His grandmother, for instance, slept with the television on after his grandfather died.

“It wasn’t informing her or even entertaining her. It was all about the light and the sound and people’s voices. She was all alone and it filled that space and made her feel safe,” he said.

Mack Hagood

Think of that all-so-wonderful sound of ocean waves breaking against a soft, sandy beach. For many, that can relieve stress. Enter in modern technology and one can have that sound anytime, anywhere.

Prior to our modern technologies, sound was sometimes a tool used to control people by those who had money and power. For instance, Hagood said church bells signaled it was time for worship or that it was time to come in from the fields.

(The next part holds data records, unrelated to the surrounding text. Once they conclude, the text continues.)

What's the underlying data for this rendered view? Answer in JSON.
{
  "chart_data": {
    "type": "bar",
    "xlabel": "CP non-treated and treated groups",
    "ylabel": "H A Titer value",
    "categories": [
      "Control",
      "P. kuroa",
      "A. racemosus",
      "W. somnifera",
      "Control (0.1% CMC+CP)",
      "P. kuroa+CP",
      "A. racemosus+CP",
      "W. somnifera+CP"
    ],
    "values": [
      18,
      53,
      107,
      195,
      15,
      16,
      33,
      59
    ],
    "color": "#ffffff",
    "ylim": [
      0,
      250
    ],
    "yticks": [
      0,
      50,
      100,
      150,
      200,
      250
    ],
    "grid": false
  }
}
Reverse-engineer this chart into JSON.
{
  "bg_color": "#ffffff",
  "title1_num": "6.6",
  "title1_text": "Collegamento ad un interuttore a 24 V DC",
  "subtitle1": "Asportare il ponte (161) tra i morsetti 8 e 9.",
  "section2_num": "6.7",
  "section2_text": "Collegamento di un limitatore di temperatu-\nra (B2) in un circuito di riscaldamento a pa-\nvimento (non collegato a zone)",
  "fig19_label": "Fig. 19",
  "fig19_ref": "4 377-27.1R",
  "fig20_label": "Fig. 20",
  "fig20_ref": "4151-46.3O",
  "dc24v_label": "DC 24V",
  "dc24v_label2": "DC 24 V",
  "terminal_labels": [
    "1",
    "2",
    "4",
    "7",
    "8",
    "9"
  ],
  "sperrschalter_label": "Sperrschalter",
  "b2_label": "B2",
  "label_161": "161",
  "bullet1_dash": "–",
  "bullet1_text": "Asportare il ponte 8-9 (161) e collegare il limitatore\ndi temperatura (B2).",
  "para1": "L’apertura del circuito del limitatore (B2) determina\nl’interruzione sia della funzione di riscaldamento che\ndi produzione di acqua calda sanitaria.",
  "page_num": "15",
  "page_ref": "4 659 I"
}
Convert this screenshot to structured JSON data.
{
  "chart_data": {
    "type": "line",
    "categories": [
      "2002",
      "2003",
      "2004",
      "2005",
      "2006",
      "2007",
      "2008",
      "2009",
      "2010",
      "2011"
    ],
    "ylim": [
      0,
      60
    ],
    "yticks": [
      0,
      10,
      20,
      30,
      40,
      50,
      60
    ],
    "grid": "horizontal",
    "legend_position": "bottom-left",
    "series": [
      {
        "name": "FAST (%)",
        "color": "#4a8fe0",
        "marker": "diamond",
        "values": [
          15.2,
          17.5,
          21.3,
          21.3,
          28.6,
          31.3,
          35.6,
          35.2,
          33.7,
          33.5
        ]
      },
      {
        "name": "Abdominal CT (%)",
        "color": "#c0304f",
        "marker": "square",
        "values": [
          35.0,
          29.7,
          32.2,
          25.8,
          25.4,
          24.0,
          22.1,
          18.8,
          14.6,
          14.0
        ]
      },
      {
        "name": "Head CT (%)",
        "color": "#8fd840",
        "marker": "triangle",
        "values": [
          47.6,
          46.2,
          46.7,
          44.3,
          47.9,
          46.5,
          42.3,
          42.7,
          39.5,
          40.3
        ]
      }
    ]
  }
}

Cue Muzak. While listening to comforting music helped workers be more productive, it was also used to entice shoppers to spend more money.

Personal listening devices gave us individual power

But with the inventions of personal listening devices, the power dynamic changed. Enter “the Walkman, a big moment in history where now an individual had control of sound,” he said. “A person can decide, ‘Do I want to communicate with others or lose myself in the music I choose?’”

And yet, at what cost is our control? Hagood observes that the same culture that invented these devices to provide peace, succumbs to capitalism’s siren call.

“Invention and consumerism make more noise, feeding into each other, and what was meant to control becomes out of control. There is never enough control,” he said.

For instance, the 24-hour a day cycle of constant emails, texts and social media led to the creation of apps that shut them down.

"We need to turn something else on in order to turn ourselves off"

“It’s this feeling of something could be better. We rarely think of turning everything off; it’s often we need to turn something else on in order to turn ourselves off,” he said.

In an article that appeared in The Atlantic, Hagood writes about a new category of “in-ear products” called “hearables.” They selectively cancel out sounds you don’t want to hear.

“Those efforts seem less like plugging one’s ears to distraction and more like erasing whole categories of people and everyday experiences,” he wrote.

Regardless, media is a part of our environment, and its technologies allow us to adapt. He’s curious as to how people with disabilities can use sound technologies to help them feel better.

One chapter in his book discusses tinnitus, a condition in which people hear a constant ring. The New Yorker describes this chapter as moving based on Hagood’s personal experiences.

“He writes movingly about ‘listening to tinnitus and hearing it as a loss of silence, a loss of choice, and finally, as a loss of self.’”

Hagood is continuing his work in disabilities studies and what role orphic media has for people.

Hush is available at Duke University Presses, Google Books, IndieBound and Amazon. Hagood teaches in Miami’s department of media, journalism and film. He hosts a podcast, Phantom Power: Sounds about Sound, with chris cheek, professor of English at Miami.